3 minute read
Heavy Rotation
Five new tracks for your ears
By Caitlin Rockett

‘GARDEN SONG,’
BY PHOEBE BRIDGERS
Phoebe Bridgers has turned making you giggle while you cry into an art form. The video for “Garden Song” starts with Bridgers, clad in a matching pajama set, taking a healthy rip from a bong before launching into lyrics that dissect the complicated nature of nostalgia. The song never rises above a gentle whisper, but its effect is resounding: “I don’t know how but I’m taller / It must be something in the water / Everything’s growing in our garden / You don’t have to know that it’s haunted.” But just as you feel the gloom settling over you, Bridgers cracks a joke: “The doctor put her hands over my liver / And she told me my resentment’s getting smaller.”

‘DAMSEL IN DISTRESS,’
BY RUFUS WAINWRIGHT
After Rufus Wainwright and his husband, Jörn Weisbrodt, moved to Laurel Canyon, Weisbrodt became obsessed with the music of one of the Los Angeles neighborhood’s most iconic troubadours, Joni Mitchell. Wainwright admittedly wasn’t that familiar with Mitchell’s work, but after taking “a journey into her music” with Weisbrodt (and meeting the Canadian folk singer), he was hooked. “Damsel in Distress” is Wainwright’s tribute to Mitchell, an effortlessly soaring song about a damaged relationship. The track rides the same line between delicate and sturdy that’s a hallmark of Mitchell’s compositions, evoking visions of sunlight dappled through California bay laurel leaves. Wainwright is deceptive in his delivery; it might feel like sunlight on your face, but it’s actually the heat of a fiery anger.

‘HEROINE,’
BY JEHNNY BETH
Music journalists like to use the word “provocative" to describe Jehnny Beth's music, first as a lead singer of British-based post-punk outfit Savages, and now with the release of her first solo album, To Love is to Live.
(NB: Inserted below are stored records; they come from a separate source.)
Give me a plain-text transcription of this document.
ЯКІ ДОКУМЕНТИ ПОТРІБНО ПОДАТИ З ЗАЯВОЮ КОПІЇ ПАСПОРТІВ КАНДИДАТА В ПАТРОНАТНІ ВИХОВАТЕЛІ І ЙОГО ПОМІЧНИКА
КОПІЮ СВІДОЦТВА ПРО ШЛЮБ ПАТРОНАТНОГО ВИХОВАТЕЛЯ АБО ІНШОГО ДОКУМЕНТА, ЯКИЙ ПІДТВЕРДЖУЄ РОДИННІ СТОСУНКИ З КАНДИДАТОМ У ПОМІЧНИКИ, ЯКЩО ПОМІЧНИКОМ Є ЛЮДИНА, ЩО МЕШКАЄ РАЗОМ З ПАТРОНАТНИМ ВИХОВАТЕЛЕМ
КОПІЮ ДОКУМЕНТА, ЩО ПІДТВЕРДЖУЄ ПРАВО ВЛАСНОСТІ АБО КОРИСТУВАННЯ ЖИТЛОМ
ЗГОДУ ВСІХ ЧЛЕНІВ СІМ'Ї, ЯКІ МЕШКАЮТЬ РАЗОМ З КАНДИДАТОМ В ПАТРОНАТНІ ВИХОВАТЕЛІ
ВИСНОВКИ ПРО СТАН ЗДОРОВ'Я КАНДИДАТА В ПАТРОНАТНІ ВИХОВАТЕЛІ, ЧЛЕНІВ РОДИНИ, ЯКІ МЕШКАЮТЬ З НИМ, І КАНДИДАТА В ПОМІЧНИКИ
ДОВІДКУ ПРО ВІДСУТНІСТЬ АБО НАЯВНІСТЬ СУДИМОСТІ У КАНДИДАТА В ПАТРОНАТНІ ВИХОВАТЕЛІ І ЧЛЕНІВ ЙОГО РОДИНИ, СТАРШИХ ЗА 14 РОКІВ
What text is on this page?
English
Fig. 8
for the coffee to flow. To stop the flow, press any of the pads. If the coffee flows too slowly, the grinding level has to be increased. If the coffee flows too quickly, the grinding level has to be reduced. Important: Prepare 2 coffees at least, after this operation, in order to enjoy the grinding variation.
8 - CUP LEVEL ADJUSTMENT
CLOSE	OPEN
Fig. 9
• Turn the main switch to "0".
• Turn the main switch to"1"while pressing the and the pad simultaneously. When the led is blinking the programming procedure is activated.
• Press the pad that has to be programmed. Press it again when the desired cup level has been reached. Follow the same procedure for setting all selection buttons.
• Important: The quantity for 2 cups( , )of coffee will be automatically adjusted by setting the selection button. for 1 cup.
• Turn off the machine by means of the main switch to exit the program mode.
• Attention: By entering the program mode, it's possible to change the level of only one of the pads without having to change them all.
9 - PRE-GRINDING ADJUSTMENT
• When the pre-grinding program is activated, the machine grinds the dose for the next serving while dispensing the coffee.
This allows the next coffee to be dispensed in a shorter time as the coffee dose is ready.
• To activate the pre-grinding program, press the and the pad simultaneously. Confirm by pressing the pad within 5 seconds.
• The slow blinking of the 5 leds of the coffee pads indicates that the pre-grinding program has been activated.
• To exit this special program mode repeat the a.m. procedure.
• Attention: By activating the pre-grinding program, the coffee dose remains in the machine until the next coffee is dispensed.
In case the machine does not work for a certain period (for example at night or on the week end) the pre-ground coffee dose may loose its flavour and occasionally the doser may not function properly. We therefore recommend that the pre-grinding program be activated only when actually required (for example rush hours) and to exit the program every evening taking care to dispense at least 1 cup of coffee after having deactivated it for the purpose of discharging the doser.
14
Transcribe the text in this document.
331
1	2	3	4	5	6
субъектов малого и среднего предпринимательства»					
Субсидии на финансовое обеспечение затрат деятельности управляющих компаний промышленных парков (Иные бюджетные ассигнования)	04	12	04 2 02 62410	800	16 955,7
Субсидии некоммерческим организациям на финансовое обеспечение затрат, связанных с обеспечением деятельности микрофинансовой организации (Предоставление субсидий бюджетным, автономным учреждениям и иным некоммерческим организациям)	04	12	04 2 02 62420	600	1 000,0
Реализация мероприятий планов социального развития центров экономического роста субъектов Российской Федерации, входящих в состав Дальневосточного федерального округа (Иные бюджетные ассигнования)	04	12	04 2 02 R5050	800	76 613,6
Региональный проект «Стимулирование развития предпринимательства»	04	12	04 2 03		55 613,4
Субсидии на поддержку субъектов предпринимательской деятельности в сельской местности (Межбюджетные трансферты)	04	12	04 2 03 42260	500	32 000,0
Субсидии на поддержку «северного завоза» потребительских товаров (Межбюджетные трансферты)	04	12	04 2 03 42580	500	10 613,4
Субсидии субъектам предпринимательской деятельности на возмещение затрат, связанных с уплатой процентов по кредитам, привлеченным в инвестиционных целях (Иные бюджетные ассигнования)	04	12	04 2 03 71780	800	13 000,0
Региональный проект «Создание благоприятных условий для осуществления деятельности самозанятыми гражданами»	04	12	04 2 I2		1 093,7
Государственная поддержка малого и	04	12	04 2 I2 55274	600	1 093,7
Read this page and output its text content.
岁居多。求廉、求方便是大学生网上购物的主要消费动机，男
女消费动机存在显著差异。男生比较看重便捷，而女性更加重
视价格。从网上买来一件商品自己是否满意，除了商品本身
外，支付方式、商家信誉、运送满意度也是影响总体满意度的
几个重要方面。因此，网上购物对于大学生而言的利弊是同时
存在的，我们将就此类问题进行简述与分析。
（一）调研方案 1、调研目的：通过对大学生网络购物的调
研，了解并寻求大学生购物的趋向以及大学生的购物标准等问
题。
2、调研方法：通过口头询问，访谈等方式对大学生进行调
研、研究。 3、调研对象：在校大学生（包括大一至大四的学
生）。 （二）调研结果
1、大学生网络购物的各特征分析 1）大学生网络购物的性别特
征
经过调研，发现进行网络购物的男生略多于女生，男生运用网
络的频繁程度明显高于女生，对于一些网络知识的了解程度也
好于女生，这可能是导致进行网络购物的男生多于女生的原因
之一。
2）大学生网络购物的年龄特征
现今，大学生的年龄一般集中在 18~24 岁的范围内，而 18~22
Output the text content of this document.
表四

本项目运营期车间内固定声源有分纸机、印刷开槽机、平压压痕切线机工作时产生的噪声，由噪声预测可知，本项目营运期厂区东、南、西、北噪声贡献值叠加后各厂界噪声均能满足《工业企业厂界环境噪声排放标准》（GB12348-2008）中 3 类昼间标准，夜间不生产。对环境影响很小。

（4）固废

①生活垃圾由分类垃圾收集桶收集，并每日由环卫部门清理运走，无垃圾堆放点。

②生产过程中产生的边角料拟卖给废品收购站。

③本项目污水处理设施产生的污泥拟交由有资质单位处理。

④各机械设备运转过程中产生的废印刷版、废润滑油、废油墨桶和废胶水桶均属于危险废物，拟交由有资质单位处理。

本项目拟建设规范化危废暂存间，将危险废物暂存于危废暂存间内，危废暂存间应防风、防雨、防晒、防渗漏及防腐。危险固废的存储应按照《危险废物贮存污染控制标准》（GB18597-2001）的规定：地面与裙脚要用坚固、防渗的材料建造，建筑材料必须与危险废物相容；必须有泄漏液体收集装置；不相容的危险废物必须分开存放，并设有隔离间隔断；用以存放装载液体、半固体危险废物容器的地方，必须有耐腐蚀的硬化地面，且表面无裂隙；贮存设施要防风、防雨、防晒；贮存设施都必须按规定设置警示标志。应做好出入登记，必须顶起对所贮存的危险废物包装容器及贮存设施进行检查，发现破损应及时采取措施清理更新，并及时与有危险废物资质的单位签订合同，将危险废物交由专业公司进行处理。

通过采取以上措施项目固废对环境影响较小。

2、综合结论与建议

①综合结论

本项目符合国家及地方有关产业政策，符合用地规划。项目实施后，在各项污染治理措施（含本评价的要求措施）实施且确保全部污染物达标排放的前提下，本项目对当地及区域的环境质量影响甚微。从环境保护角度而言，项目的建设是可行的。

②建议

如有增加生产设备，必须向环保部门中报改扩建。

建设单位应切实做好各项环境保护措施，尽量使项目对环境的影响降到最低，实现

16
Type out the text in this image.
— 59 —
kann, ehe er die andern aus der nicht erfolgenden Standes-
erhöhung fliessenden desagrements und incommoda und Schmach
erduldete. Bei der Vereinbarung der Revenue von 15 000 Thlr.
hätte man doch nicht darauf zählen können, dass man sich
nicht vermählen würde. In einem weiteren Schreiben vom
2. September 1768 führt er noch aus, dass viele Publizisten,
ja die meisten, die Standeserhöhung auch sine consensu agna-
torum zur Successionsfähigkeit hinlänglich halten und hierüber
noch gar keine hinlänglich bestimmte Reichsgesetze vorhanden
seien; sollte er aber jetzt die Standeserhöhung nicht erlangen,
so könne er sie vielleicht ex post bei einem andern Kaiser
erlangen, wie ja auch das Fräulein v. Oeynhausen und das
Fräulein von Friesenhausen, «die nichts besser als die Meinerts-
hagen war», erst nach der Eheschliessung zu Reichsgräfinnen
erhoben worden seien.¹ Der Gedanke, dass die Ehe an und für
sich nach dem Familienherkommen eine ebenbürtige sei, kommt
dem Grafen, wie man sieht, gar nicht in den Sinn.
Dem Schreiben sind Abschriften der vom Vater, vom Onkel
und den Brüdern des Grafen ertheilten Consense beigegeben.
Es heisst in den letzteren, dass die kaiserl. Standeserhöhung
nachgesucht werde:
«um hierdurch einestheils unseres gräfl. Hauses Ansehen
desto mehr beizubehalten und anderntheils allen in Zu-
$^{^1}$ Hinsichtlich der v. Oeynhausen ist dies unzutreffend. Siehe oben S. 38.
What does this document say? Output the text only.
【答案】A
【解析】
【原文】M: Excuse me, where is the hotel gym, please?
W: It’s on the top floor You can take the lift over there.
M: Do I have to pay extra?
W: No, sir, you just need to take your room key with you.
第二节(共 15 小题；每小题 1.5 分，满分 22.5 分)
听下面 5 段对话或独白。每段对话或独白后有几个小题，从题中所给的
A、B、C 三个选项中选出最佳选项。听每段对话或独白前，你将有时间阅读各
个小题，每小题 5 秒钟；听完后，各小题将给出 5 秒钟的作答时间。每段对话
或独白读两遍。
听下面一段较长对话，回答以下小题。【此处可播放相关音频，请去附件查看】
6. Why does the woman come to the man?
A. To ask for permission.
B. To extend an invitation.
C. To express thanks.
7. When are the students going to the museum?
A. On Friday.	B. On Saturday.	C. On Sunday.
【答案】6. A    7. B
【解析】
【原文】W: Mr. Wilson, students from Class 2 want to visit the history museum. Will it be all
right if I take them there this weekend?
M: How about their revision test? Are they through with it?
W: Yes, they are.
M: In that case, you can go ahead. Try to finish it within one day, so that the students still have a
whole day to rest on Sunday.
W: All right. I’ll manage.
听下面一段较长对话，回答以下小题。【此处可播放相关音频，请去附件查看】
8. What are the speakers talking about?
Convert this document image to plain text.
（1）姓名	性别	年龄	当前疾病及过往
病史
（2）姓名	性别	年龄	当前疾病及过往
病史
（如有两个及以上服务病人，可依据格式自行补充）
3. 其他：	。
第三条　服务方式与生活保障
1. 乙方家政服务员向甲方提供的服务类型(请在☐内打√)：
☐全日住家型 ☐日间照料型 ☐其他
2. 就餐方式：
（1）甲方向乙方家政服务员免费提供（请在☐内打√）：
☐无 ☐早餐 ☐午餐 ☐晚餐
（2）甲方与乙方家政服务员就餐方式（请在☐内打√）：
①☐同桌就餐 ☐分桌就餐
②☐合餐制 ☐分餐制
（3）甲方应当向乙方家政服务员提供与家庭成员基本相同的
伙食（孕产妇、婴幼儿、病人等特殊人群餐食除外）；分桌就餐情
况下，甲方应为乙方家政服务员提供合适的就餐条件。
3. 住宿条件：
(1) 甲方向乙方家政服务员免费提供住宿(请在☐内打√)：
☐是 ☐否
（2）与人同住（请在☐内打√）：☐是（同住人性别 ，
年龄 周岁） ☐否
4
But provocation indicates Beth writes music to inflame, when it seems evident she writes music to speak truth to power — for catharsis and connection. To Love is to Live is a deeply sensitive album driven by an urgency that overtook Beth after David Bowie died; rock star or not, everyone joins the great majority. “Heroine” channels the dark electronic groove of Nine Inch Nails (who Beth was set to open for in a now-canceled fall tour) with a message of self-confidence, no outside approval necessary: “All I want is some good tunes, and my great body / All I want is to feel me come the way I love and only I can do it / All I want is ... to be a heroine.”

‘BLACK 2,’ BY BUDDY
Rising Compton rapper Buddy (a nickname Simmie Sims III has had since childhood) gets down to brass tacks on “Black 2,” calling out the endless ways white America has appropriated and profited from black culture without having to deal with the dangerous realities of actually being black in America. “Everybody tryna get dreads and shit, but they ain’t African / All the light girls gettin’ the tan so they can darken they skin.” Let the wrecking ball hit you in the chorus and deposit you in the Land of Real Talk.

‘I CAN’T BREATHE,'
BY H.E.R.
Gabriella Wilson is only 22 years old, but her voice and lyrics draw from a deep well of wisdom. Her stage moniker, H.E.R., stands for Having Everything Revealed, which Wilson does on her new single “I Can’t Breathe,” simultaneously a eulogy and a protest song. Wilson’s soulful voice carries verses, but then she dips into spoken word to drive the message home in the third: “We are fed up eating your shit / Because you think your so-called ‘black friend’ / Validates your wokeness and erases your racism / That kind of uncomfortable conversation is too hard for your trust-fund pockets to swallow / To swallow the strange fruit hanging from my family tree ... Do not say you do not see color / When you see us, see us / We can’t breathe.”